Your answer is as problematic as dsp1234's one.

For sure, this assumes that false positive rate = false negative rate = 1%, but it suffices to illustrate how a highly accurate test can produce misleading results.

A solution would be repeated retesting, as the 1st, 2nd, 3rd, and 4th consecutive positive test results would lead to 0.01%, 1%, 50%, and 99% chances. (Each additional positive test reduces the false positives by 100-fold, whereas the ill patients are very likely to get continually positive results.)

Only if your tests are all independent. Doing the same test twice probably doesn't buy you anything.

I"m trying to understand the fundamental concept he's describing - how are the examples different from 'rational thought'? Or are they that, in a way? And is the conclusion then (bringing the first and second parts together) that one can only develop this through being taught? But then, don't the same arguments that applied to the politics example apply to mysticists? And isn't that epistemological relativity all the way down?

I dont see these as hard milestones that requires the amount of effort suggested by the article. To me, it all comes down to strict logical thinking.

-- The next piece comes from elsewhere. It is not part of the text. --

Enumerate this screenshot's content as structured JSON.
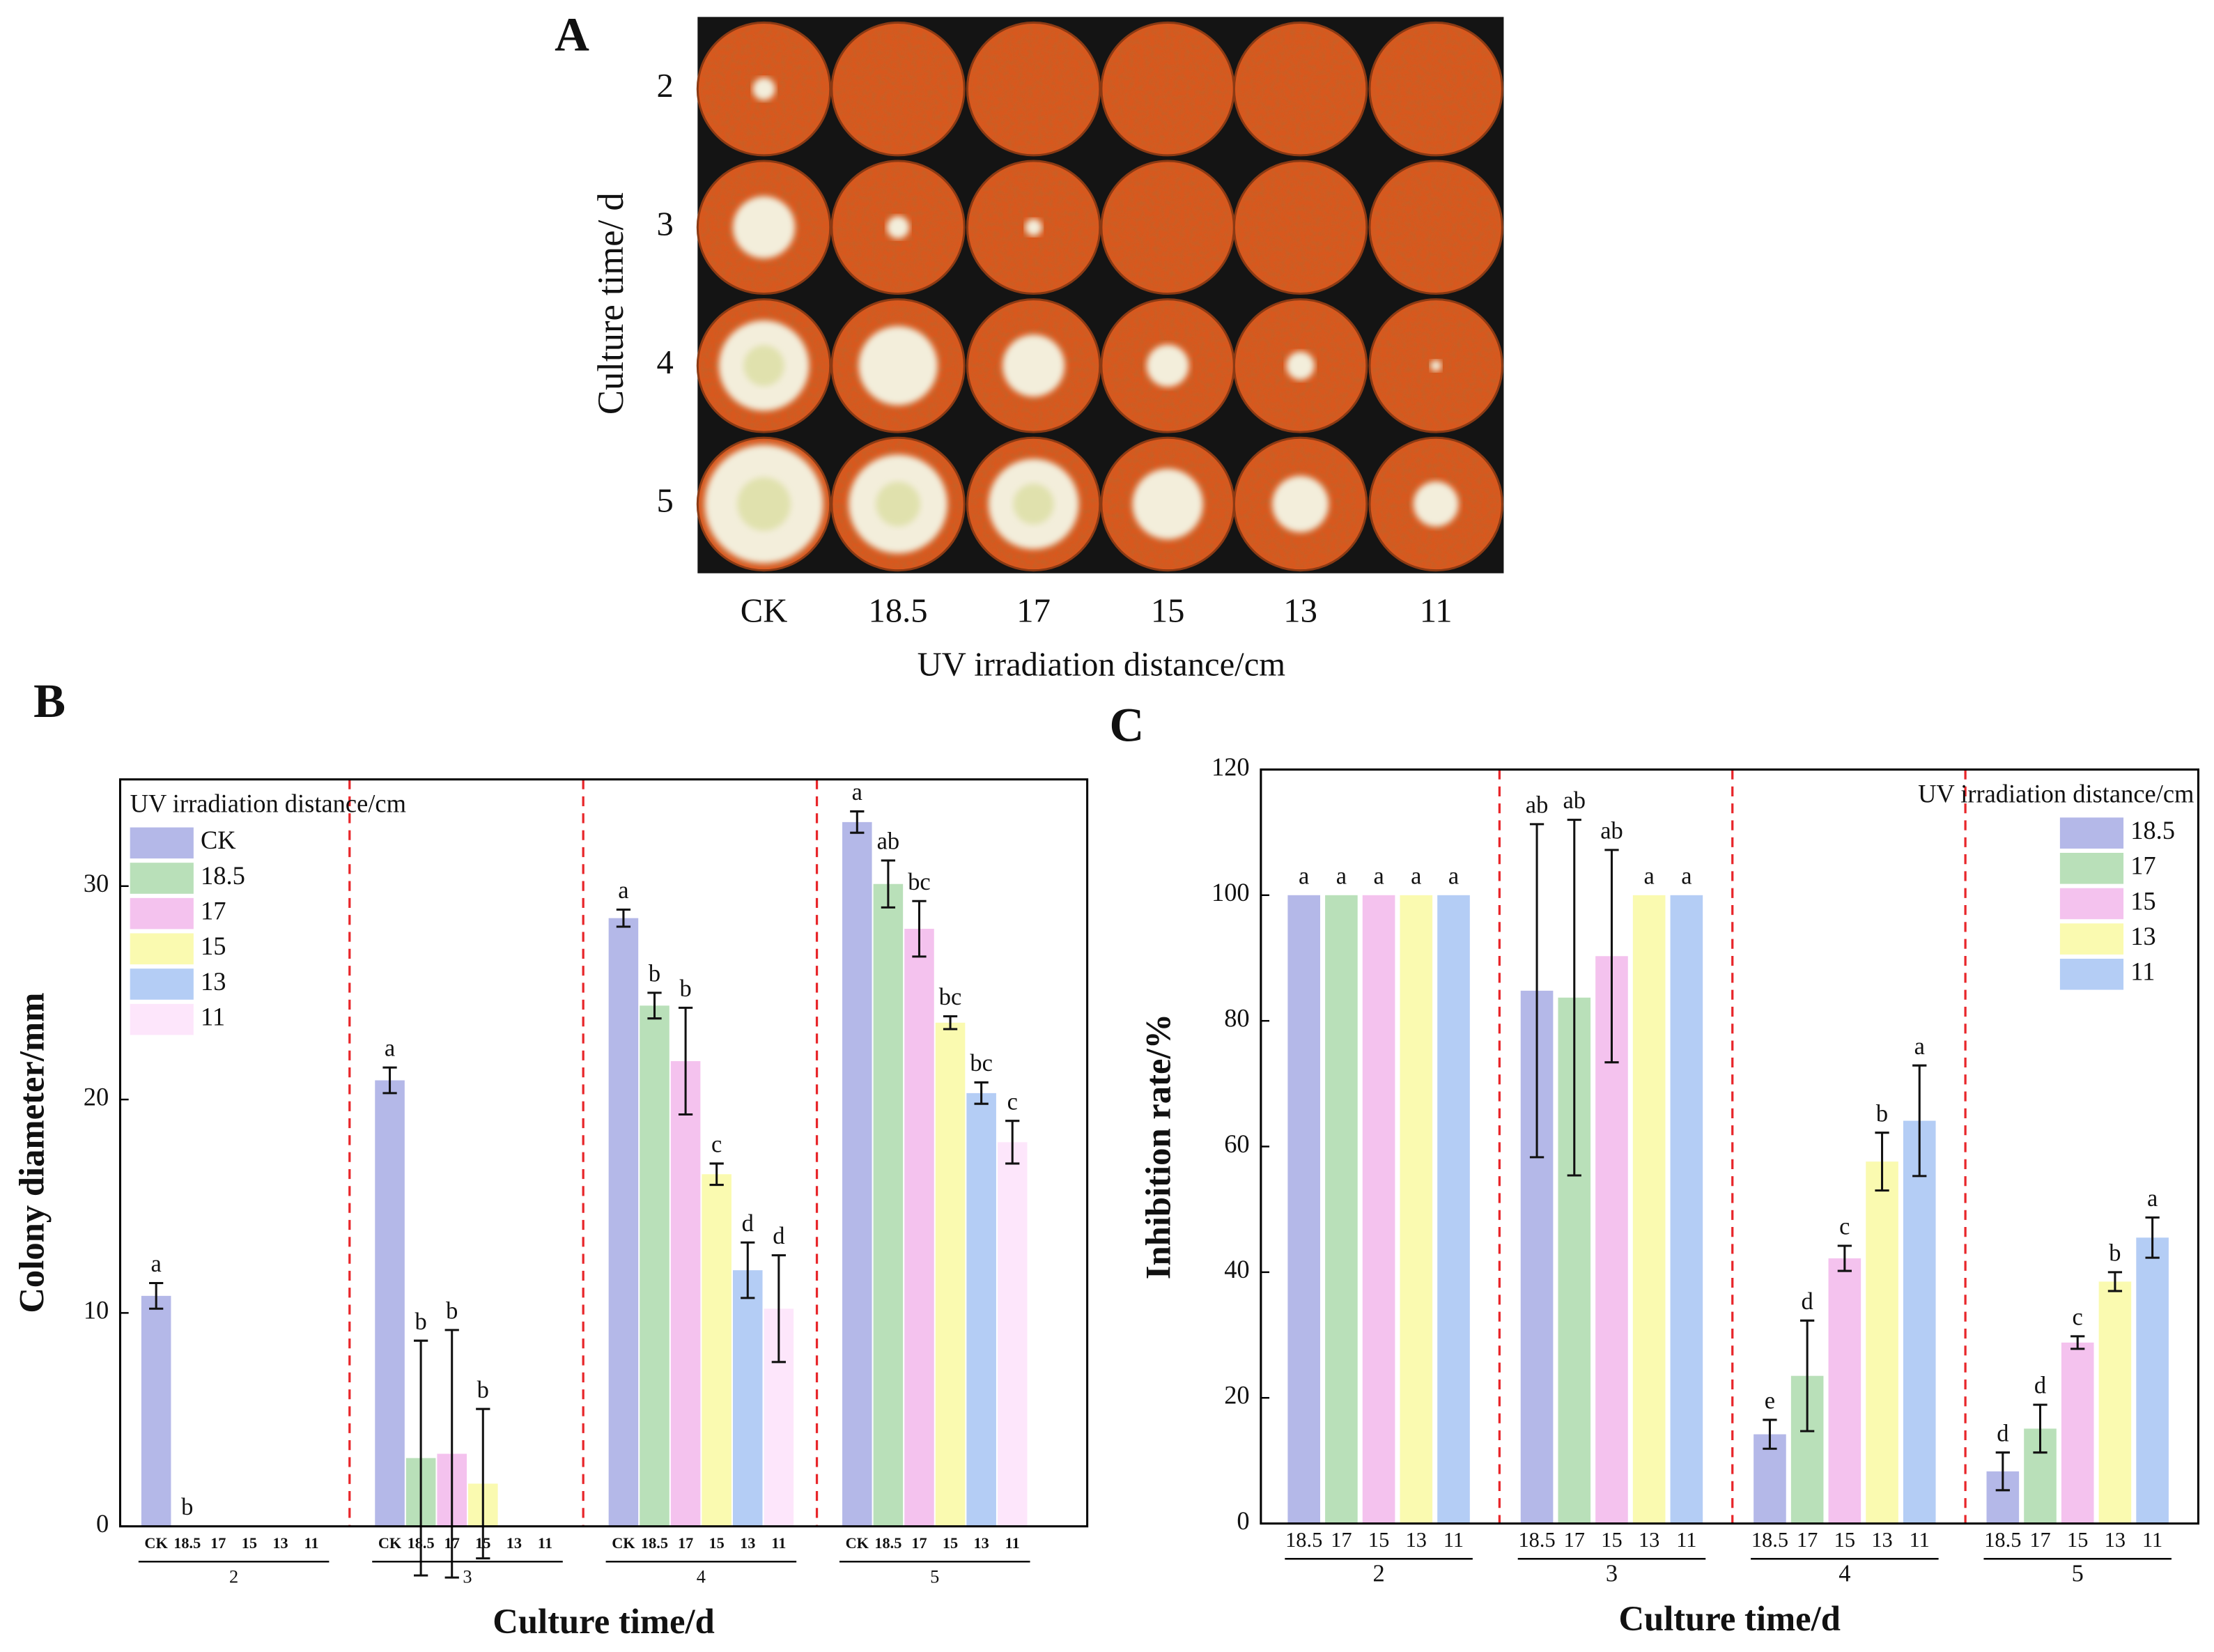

Take the last milestone of understanding tradeoffs as an example, if you are good at identifying logic jumps in an argument (or the validity), you will be good at understanding tradeoffs. Because you can't be logical to think "something has a downside and thus I shouldn't pick it."

1 and 2 were a gotcha for me for many years...

There are some good ideas in here. But, the discussion of "primitive cultures" is so problematic that it undermines my ability to take him seriously.

> But, the discussion of "primitive cultures" is so problematic that it undermines my ability to take him seriously.

Consider then that maybe it's a flaw in your ability to #1 - "to distinguish “the things my brain tells me” from “reality”". Especially that there's little "discussion" of "primitive cultures" there, just a list of factual observations about them made by various people.

What is the problem with saying that cultures with differing levels of technological and social complexity present different sets of cognitive challenges to their members? If the word "primitive" bothers you, substitute "lower levels of technological complexity" to get the same endpoint.


The notion of "primitive" cultures, societies, religions etc. has not been taken seriously by anthropologists for decades. His whole argument hinges on theories of cultural relativism from the late 19th and early 20th century.

So, yeah, I am going to dismiss arguments that are based on analogies to discredited ideas.

But where does he end up with the "primitive cultures"?

To me it looks like it was just imaginary concept used as a tool. Once you understand that development of cognitive abilities are related to environment and that they are not necessarily "levels", you can forget the whole idea of "primitive cultures".

This is prime example why one should sometimes "entertain a thought without accepting it".

The funny thing was that African tribesmen refusing to talk about things they've never seen before was actually some pretty clear thinking on the part of the Africans, confronting very confused thinking on the part of the anthropologists.


You basically said that you're dismissing this guy wholesale because of one small part of the article that is not that important to its overall point.

How is that not a low-brow, low-content "reddit"-like comment?

Sorry but can't take anything associated with Lesswrong even remotely seriously. To call them a cult isn't an exaggeration.


So if I catch you in an error, I can not only call you on that but now I can imply that your are developmentally stunted as well? Sounds like fun! Let me try:

The Post argues that because the Democrats support gun control and protest police, they are becoming the “pro-crime party”.

Actually, the Republican-leaning columnist Ed Rogers argues this. If Scott Alexander were a fully developed adult, he would recognize that individual columnists' views may not align with those of the paper. If indeed "the paper" can even be said to have a single point of view.

That depends on exactly how the column was labeled. Newspapers as corporations endorse the views of their columnists by default. For the view to be attributed soley to the columnist there has to be something calling it out specifically as a personal view.